После проведенного анализа, на седьмые сутки были определены следующие показатели. Наблюдается выравнивание показателей, количество живых клеток снижается на 5 %, при этом на 14 % увеличивается количество клеток, которые находятся в ранней стадии апоптоза (аннексин V-позитивные – V+), почти в два раза увеличивается количество гепатоцитов, погибших по апоптотическому пути (PI+ гепатоциты). Незначительно по сравнению с контролем наблюдается снижение гепатоцитов, погибших по пути некроза, а именно на 2 % (аннексин V–PI+ гепатоциты).
Пятнадцатые сутки эксперимента в однократном режиме характеризуются резким снижением количества клеток, находящихся в ранней стадии апоптоза – в два раза (аннексин V позитивные – V+). Наблюдается небольшое увеличение количества гепатоцитов, которые находятся в стадии кариорексиса (PI+ гепатоциты), примерно на 6 %. В 14 раз увеличилось количество клеток, погибших по пути некроза (аннексин V-PI+ гепатоциты).
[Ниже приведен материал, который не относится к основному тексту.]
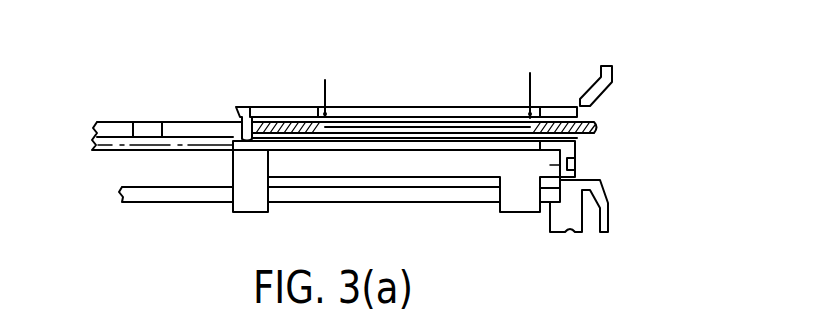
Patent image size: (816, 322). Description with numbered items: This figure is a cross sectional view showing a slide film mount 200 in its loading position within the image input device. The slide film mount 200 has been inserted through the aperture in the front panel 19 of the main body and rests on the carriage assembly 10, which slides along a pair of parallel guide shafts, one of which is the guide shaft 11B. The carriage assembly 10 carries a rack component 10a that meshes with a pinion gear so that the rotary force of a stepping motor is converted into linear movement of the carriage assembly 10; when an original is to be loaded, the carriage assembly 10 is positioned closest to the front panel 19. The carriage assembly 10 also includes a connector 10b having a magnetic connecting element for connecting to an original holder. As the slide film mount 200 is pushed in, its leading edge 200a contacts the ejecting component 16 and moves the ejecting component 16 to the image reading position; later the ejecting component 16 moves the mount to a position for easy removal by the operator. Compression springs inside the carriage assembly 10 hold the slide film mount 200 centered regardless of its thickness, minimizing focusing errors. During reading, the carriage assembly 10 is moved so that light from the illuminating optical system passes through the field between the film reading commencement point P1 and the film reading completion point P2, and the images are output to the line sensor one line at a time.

The carriage assembly 10 is at (296, 148).
The rack component 10a is at (113, 133).
The connector 10b is at (577, 170).
The guide shaft 11B is at (413, 192).
The ejecting component 16 is at (247, 116).
The front panel 19 is at (611, 214).
The slide film mount 200 is at (600, 128).
The leading edge 200a is at (273, 111).
The film reading commencement point P1 is at (334, 82).
The film reading completion point P2 is at (511, 82).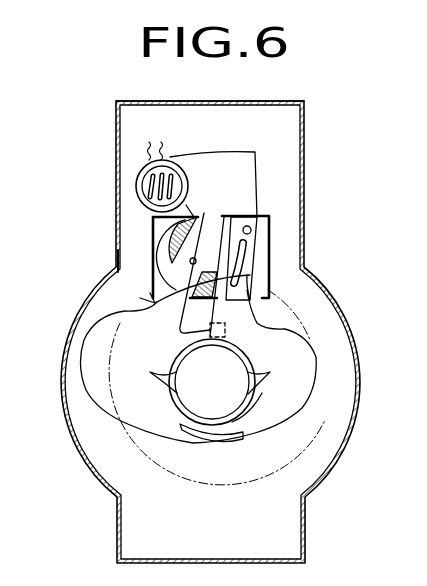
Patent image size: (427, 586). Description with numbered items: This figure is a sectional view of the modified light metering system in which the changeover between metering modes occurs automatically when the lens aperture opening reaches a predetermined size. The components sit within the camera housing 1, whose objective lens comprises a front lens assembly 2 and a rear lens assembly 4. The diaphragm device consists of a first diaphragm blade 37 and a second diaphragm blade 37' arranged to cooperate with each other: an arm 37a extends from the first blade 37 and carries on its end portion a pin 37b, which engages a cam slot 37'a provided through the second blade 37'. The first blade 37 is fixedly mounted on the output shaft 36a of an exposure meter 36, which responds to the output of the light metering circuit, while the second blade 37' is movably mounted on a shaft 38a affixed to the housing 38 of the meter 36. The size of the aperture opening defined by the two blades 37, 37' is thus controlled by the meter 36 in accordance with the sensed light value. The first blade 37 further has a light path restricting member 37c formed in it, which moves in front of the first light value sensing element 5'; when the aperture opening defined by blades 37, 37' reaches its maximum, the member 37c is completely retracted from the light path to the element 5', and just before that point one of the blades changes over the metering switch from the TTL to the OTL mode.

The housing 1 is at (219, 101).
The front lens assembly 2 is at (312, 422).
The rear lens assembly 4 is at (233, 390).
The first light value sensing element 5' is at (138, 177).
The exposure meter 36 is at (168, 240).
The output shaft 36a is at (118, 260).
The first diaphragm blade 37 is at (173, 359).
The second diaphragm blade 37' is at (315, 385).
The arm 37a is at (204, 222).
The pin 37b is at (252, 286).
The light path restricting member 37c is at (250, 172).
The cam slot 37'a is at (299, 263).
The housing of meter 38 is at (263, 225).
The shaft 38a is at (256, 231).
При этом наблюдается увеличение количество живых гепатоцитов на 4 %.
Туморнекротизирующий фактор (TNF-α) – проявляет резкое снижение в остром опыте и на первые сутки эксперимента с тенденцией на увеличение на 3–и сутки, но не достигая контрольных показателей. Это отражает резкое угнетение синтеза клетками Купфера данного цитокина. Выявленная динамика IL-6 отражает устойчивое снижение участия клеток Купфера в процессах пролиферации и дифференцировке гепатоцитов в ответ на повреждение этанолом в исследуемые периоды.
Динамика показателей IL-1β синтезируемый клетками Ито, проявляет резкое увеличение в остром опыте и далее резкое снижение на 1-е и 3-е сутки эксперимента. Это отражает резкое угнетение реагирования специфического иммунного, а также выступая в качестве одного из главных медиаторов, ответственных за развитие неспецифических форм защиты, отражает угнетение формирования местной воспалительной реакции и острофазного ответа, после этаноловой интоксикации, а также отражает угнетение процессах обновления и ремоделирования внеклеточного матрикса (ВКМ) не только путем синтеза структурных матриксных белков клетками Ито, но и путем синтеза и секреции коллагеназ.
Выявленная дифференцированная динамика исследуемых цитокинов обеспечила стимулирование гепатоцитов к пролиферации и как следствие снижение числа диплоидных гепатоцитов в G0/G1 стадии клеточного цикла.